Milhares de pessoas foram às ruas de Londres neste sábado (19) para condenar a agressão militar israelense contra a Faixa de Gaza e exigir ações concretas da nova liderança governamental. O protesto multitudinário clamou pelo fim imediato do cerco que já custou a vida de mais de 73.000 palestinos desde outubro de 2023.
Os manifestantes exigiram formalmente que a administração de Andy Burnham — que deve assumir o cargo de primeiro-ministro do Reino Unido nesta segunda-feira, 20 de julho — implemente um embargo total de armas contra Tel Aviv para interromper o massacre de uma vez por todas. Organizações sociais denunciaram que o Reino Unido não pode continuar financiando diretamente violações de direitos humanos nos territórios ocupados.
O embaixador palestino no Reino Unido, Husam Zomlot, destacou o crescimento global do movimento popular que defende a justiça e a responsabilização internacional por crimes de guerra. Zomlot liderou a marcha pela capital, carregando faixas que denunciavam a impunidade e o colonialismo perpetrados pelo sionismo.

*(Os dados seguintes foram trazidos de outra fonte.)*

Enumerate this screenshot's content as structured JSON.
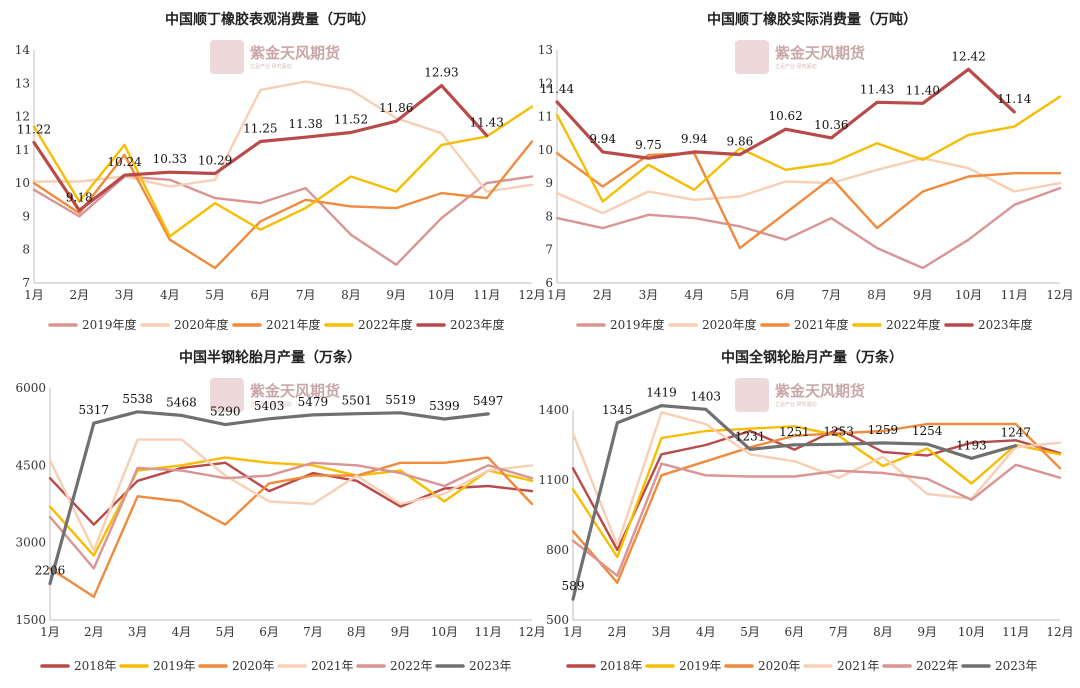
{
  "watermark": {
    "text": "紫金天风期货",
    "subtext": "立足产业  研究驱动"
  },
  "chart_data": [
    {
      "type": "line",
      "title": "中国顺丁橡胶表观消费量（万吨）",
      "categories": [
        "1月",
        "2月",
        "3月",
        "4月",
        "5月",
        "6月",
        "7月",
        "8月",
        "9月",
        "10月",
        "11月",
        "12月"
      ],
      "ylim": [
        7,
        14
      ],
      "yticks": [
        7,
        8,
        9,
        10,
        11,
        12,
        13,
        14
      ],
      "grid": false,
      "legend": "bottom",
      "series": [
        {
          "name": "2019年度",
          "color": "#d99494",
          "values": [
            9.8,
            9.0,
            10.2,
            10.1,
            9.55,
            9.4,
            9.85,
            8.45,
            7.55,
            8.95,
            10.0,
            10.2
          ]
        },
        {
          "name": "2020年度",
          "color": "#f8cfb4",
          "values": [
            10.05,
            10.05,
            10.2,
            9.9,
            10.1,
            12.8,
            13.05,
            12.8,
            11.95,
            11.5,
            9.75,
            9.95
          ]
        },
        {
          "name": "2021年度",
          "color": "#f08a3c",
          "values": [
            10.0,
            9.1,
            10.85,
            8.3,
            7.45,
            8.85,
            9.5,
            9.3,
            9.25,
            9.7,
            9.55,
            11.25
          ]
        },
        {
          "name": "2022年度",
          "color": "#f7bd00",
          "values": [
            11.7,
            9.45,
            11.15,
            8.4,
            9.4,
            8.6,
            9.25,
            10.2,
            9.75,
            11.15,
            11.4,
            12.3
          ]
        },
        {
          "name": "2023年度",
          "color": "#b94a4a",
          "values": [
            11.22,
            9.18,
            10.24,
            10.33,
            10.29,
            11.25,
            11.38,
            11.52,
            11.86,
            12.93,
            11.43,
            null
          ],
          "labels": [
            "11.22",
            "9.18",
            "10.24",
            "10.33",
            "10.29",
            "11.25",
            "11.38",
            "11.52",
            "11.86",
            "12.93",
            "11.43",
            null
          ]
        }
      ]
    },
    {
      "type": "line",
      "title": "中国顺丁橡胶实际消费量（万吨）",
      "categories": [
        "1月",
        "2月",
        "3月",
        "4月",
        "5月",
        "6月",
        "7月",
        "8月",
        "9月",
        "10月",
        "11月",
        "12月"
      ],
      "ylim": [
        6,
        13
      ],
      "yticks": [
        6,
        7,
        8,
        9,
        10,
        11,
        12,
        13
      ],
      "grid": false,
      "legend": "bottom",
      "series": [
        {
          "name": "2019年度",
          "color": "#d99494",
          "values": [
            7.95,
            7.65,
            8.05,
            7.95,
            7.7,
            7.3,
            7.95,
            7.05,
            6.45,
            7.3,
            8.35,
            8.85
          ]
        },
        {
          "name": "2020年度",
          "color": "#f8cfb4",
          "values": [
            8.7,
            8.1,
            8.75,
            8.5,
            8.6,
            9.05,
            9.0,
            9.4,
            9.75,
            9.45,
            8.75,
            9.0
          ]
        },
        {
          "name": "2021年度",
          "color": "#f08a3c",
          "values": [
            9.9,
            8.9,
            9.85,
            9.9,
            7.05,
            8.1,
            9.15,
            7.65,
            8.75,
            9.2,
            9.3,
            9.3
          ]
        },
        {
          "name": "2022年度",
          "color": "#f7bd00",
          "values": [
            11.05,
            8.45,
            9.55,
            8.8,
            10.05,
            9.4,
            9.6,
            10.2,
            9.7,
            10.45,
            10.7,
            11.6
          ]
        },
        {
          "name": "2023年度",
          "color": "#b94a4a",
          "values": [
            11.44,
            9.94,
            9.75,
            9.94,
            9.86,
            10.62,
            10.36,
            11.43,
            11.4,
            12.42,
            11.14,
            null
          ],
          "labels": [
            "11.44",
            "9.94",
            "9.75",
            "9.94",
            "9.86",
            "10.62",
            "10.36",
            "11.43",
            "11.40",
            "12.42",
            "11.14",
            null
          ]
        }
      ]
    },
    {
      "type": "line",
      "title": "中国半钢轮胎月产量（万条）",
      "categories": [
        "1月",
        "2月",
        "3月",
        "4月",
        "5月",
        "6月",
        "7月",
        "8月",
        "9月",
        "10月",
        "11月",
        "12月"
      ],
      "ylim": [
        1500,
        6000
      ],
      "yticks": [
        1500,
        3000,
        4500,
        6000
      ],
      "grid": false,
      "legend": "bottom",
      "series": [
        {
          "name": "2018年",
          "color": "#b94a4a",
          "values": [
            4250,
            3350,
            4200,
            4450,
            4550,
            4000,
            4350,
            4200,
            3700,
            4050,
            4100,
            4000
          ]
        },
        {
          "name": "2019年",
          "color": "#f7bd00",
          "values": [
            3700,
            2750,
            4400,
            4500,
            4650,
            4550,
            4500,
            4300,
            4400,
            3800,
            4400,
            4200
          ]
        },
        {
          "name": "2020年",
          "color": "#f08a3c",
          "values": [
            2500,
            1950,
            3900,
            3800,
            3350,
            4150,
            4300,
            4300,
            4550,
            4550,
            4650,
            3750
          ]
        },
        {
          "name": "2021年",
          "color": "#f8cfb4",
          "values": [
            4600,
            2850,
            5000,
            5000,
            4300,
            3800,
            3750,
            4300,
            3750,
            3950,
            4400,
            4500
          ]
        },
        {
          "name": "2022年",
          "color": "#d99494",
          "values": [
            3500,
            2500,
            4450,
            4400,
            4250,
            4300,
            4550,
            4500,
            4350,
            4100,
            4500,
            4250
          ]
        },
        {
          "name": "2023年",
          "color": "#707070",
          "values": [
            2206,
            5317,
            5538,
            5468,
            5290,
            5403,
            5479,
            5501,
            5519,
            5399,
            5497,
            null
          ],
          "labels": [
            "2206",
            "5317",
            "5538",
            "5468",
            "5290",
            "5403",
            "5479",
            "5501",
            "5519",
            "5399",
            "5497",
            null
          ]
        }
      ]
    },
    {
      "type": "line",
      "title": "中国全钢轮胎月产量（万条）",
      "categories": [
        "1月",
        "2月",
        "3月",
        "4月",
        "5月",
        "6月",
        "7月",
        "8月",
        "9月",
        "10月",
        "11月",
        "12月"
      ],
      "ylim": [
        500,
        1400
      ],
      "yticks": [
        500,
        800,
        1100,
        1400
      ],
      "grid": false,
      "legend": "bottom",
      "series": [
        {
          "name": "2018年",
          "color": "#b94a4a",
          "values": [
            1150,
            800,
            1210,
            1250,
            1310,
            1230,
            1320,
            1220,
            1205,
            1260,
            1270,
            1215
          ]
        },
        {
          "name": "2019年",
          "color": "#f7bd00",
          "values": [
            1060,
            770,
            1280,
            1310,
            1320,
            1330,
            1290,
            1160,
            1235,
            1085,
            1250,
            1210
          ]
        },
        {
          "name": "2020年",
          "color": "#f08a3c",
          "values": [
            880,
            660,
            1120,
            1180,
            1240,
            1290,
            1300,
            1310,
            1340,
            1340,
            1340,
            1150
          ]
        },
        {
          "name": "2021年",
          "color": "#f8cfb4",
          "values": [
            1300,
            820,
            1390,
            1340,
            1210,
            1180,
            1110,
            1200,
            1040,
            1020,
            1240,
            1260
          ]
        },
        {
          "name": "2022年",
          "color": "#d99494",
          "values": [
            840,
            690,
            1170,
            1120,
            1115,
            1115,
            1140,
            1130,
            1105,
            1015,
            1165,
            1110
          ]
        },
        {
          "name": "2023年",
          "color": "#707070",
          "values": [
            589,
            1345,
            1419,
            1403,
            1231,
            1251,
            1253,
            1259,
            1254,
            1193,
            1247,
            null
          ],
          "labels": [
            "589",
            "1345",
            "1419",
            "1403",
            "1231",
            "1251",
            "1253",
            "1259",
            "1254",
            "1193",
            "1247",
            null
          ]
        }
      ]
    }
  ]
}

O Partido Trabalhista enfrentou duras críticas por manter uma postura de cumplicidade ativa sob a liderança do primeiro-ministro cessante, Keir Starmer. Comitês de solidariedade apontaram que as sanções contra ministros extremistas em Tel Aviv são medidas meramente cosméticas, incapazes de interromper o fluxo de armamentos para a potência ocupante.
O líder de esquerda Jeremy Corbyn também participou da mobilização em massa, instando o novo governo a romper os laços militares e econômicos que sustentam o apartheid. Corbyn reafirmou à multidão que o movimento popular britânico permaneceria permanentemente mobilizado até que a libertação total da Palestina fosse alcançada.
O novo líder assume o poder em meio a uma profunda crise interna, marcada pela crise do custo de vida e pela rejeição generalizada à postura tímida da liderança trabalhista. A esse cenário doméstico complexo soma-se a pressão de uma população organizada que não tolerará mais o silêncio diante do extermínio no Sul Global.